EUR/USD longs saw a glimmer of hope Monday, rallying on news that President-elect Trump selected Scott Bessent as U.S. Treasury Secretary. Bessent’s reputation as a fiscal conservative and his potential to manage the U.S. budget deficit without aggressive rate hikes cheered bond investors, leading to a tightening of German-U.S. yield spreads. The narrowing yield differential provided a tailwind for EUR/USD, helping it recover from multi-session lows and challenge the 1.0500 psychological resistance. Despite a modest pullback late in the session, the pair retained most of its gains, closing near 1.0495.

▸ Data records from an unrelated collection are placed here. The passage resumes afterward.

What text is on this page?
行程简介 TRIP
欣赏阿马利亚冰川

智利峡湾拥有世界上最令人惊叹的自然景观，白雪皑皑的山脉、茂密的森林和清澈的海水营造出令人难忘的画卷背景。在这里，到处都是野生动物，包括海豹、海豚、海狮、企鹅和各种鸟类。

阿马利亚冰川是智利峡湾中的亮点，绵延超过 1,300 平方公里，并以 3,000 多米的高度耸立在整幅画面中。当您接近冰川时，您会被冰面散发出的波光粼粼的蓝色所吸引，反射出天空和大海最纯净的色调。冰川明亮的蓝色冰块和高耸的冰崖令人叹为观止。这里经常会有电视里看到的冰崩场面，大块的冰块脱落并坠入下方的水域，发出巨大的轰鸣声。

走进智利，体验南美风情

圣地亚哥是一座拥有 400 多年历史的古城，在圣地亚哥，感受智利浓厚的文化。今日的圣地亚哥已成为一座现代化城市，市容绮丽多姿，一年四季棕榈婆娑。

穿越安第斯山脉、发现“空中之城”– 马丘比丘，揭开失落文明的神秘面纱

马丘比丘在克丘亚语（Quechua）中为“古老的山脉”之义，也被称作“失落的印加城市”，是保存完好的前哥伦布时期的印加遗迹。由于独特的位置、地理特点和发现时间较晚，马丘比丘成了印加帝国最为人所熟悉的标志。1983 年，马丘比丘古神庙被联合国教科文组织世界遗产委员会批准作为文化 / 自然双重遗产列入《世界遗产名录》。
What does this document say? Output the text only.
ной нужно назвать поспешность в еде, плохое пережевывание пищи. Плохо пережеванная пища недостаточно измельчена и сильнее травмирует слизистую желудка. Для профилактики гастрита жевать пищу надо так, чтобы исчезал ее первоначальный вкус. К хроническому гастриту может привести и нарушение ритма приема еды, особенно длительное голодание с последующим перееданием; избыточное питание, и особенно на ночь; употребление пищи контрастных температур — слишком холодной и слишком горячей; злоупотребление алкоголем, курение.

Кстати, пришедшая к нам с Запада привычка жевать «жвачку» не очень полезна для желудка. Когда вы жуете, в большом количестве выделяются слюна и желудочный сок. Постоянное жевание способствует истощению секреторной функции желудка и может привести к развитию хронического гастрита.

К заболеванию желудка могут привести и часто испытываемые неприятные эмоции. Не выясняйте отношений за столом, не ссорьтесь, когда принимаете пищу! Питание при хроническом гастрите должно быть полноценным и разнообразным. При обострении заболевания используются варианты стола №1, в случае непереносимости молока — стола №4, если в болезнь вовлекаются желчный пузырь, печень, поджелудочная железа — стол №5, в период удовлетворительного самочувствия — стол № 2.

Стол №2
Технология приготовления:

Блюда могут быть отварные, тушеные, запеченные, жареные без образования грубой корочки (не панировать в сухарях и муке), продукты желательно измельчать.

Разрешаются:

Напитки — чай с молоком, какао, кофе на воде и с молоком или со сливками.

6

Technically, EUR/USD broke above its 5-DMA, with the daily RSI rising, signaling the possibility of further upward momentum. Friday’s bullish hammer formation is another encouraging sign for bulls. Immediate resistance lies at 1.0530, followed by the key 1.0575-1.0600 zone, while support is observed near 1.0465 and the recent low of 1.0429. A failure to hold above these levels could signal renewed bearish pressure.
Looking ahead, U.S. consumer confidence and Case-Shiller home price data on Tuesday, along with German economic indicators, will guide market sentiment. However, risks from a weakening eurozone economy and the potential for a deeper ECB rate cut could overshadow the optimism surrounding Bessent’s nomination, keeping EUR/USD bulls on edge.